The property also enters the cycle as the structural explanation for why these systems cannot, without external scaffolding, develop the kind of accumulated relationship with a person that characterises meaningful collaboration. A human colleague remembers the conversation of six months ago; a Markov process knows only its context window. The difference is not merely quantitative. It is the difference between a relationship, which is constituted by accumulated shared history, and a service, which is constituted by the quality of the present interaction. Every mechanism for extending AI memory—retrieval-augmented generation, explicit memory stores, session summaries fed back into the context—is an attempt to restore the reach of the past that the property discards.
Markov introduced the property as the defining condition of his chains in his 1906 paper. The property is formally stated as: a stochastic process has the Markov property if the conditional probability distribution of future states, given the present state, is the same as the conditional probability distribution of future states given all past states and the present state. In mathematical notation: the present state screens off the past from the future. The property was designed to be restrictive—Markov knew it did not hold for all processes—but to hold for a broad and practically important class, and to enable exact theorems wherever it held.
Higher-order Markov processes, in which the current state is defined as a window of the last k observations rather than the single last observation, allow the property to hold while encoding more of the recent past. This is precisely the move from bigrams to n-grams: increase k, and the model can honour dependencies reaching further back, at the cost of an exponential explosion in the number of possible states. The transformer architecture escapes this explosion by replacing the enumeration of joint states with a learned function—the attention mechanism—that computes, on the fly, how much each position in the context contributes to the prediction at the current position.
Controlled forgetting. The property is a deliberate choice to compress all relevant history into the present state. If the compression is lossless for prediction—if the present state genuinely captures everything that matters for the future—the forgetting is without cost. If the compression is lossy—if relevant information is discarded—the forgetting produces systematic errors: the chain will make predictions that would be corrected by information it has thrown away.
The exponential cost of memory. The most direct fix for the property’s amnesia—enlarging the state to include more history—pays an exponential price. A vocabulary of V words yields V possible one-word states, V² possible two-word states, V^k possible k-word states. The number of parameters required to specify the transition distribution over k-word states grows exponentially in k. This exponential wall, which blocked n-gram models from extending their memory beyond a handful of words, is what the transformer’s attention mechanism was designed to circumvent: by computing, rather than storing, the relevant history at each step.

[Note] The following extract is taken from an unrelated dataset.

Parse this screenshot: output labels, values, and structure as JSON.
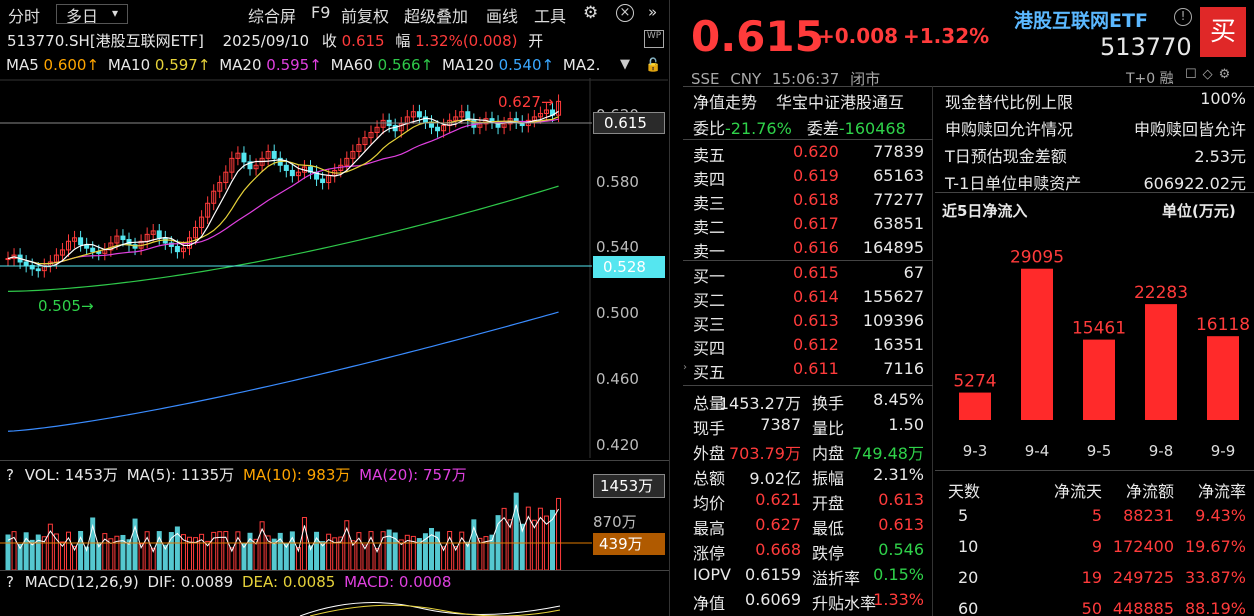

The window’s edge. Even the largest transformers have a finite context window. Beyond its left edge, the Markov property’s amnesia applies in full: the model has no access to what was said or established before the window began. As context windows have grown from hundreds to millions of tokens, the amnesia line has moved. But moving a line is not eliminating it. The dependencies that matter most are often the ones that reach farthest—the thesis established in the introduction of a long document, the promise made in an early session, the character revealed in a first conversation. These fall outside every finite window. The Markov property is not defeated by a large context window; it is merely pushed to a more distant horizon.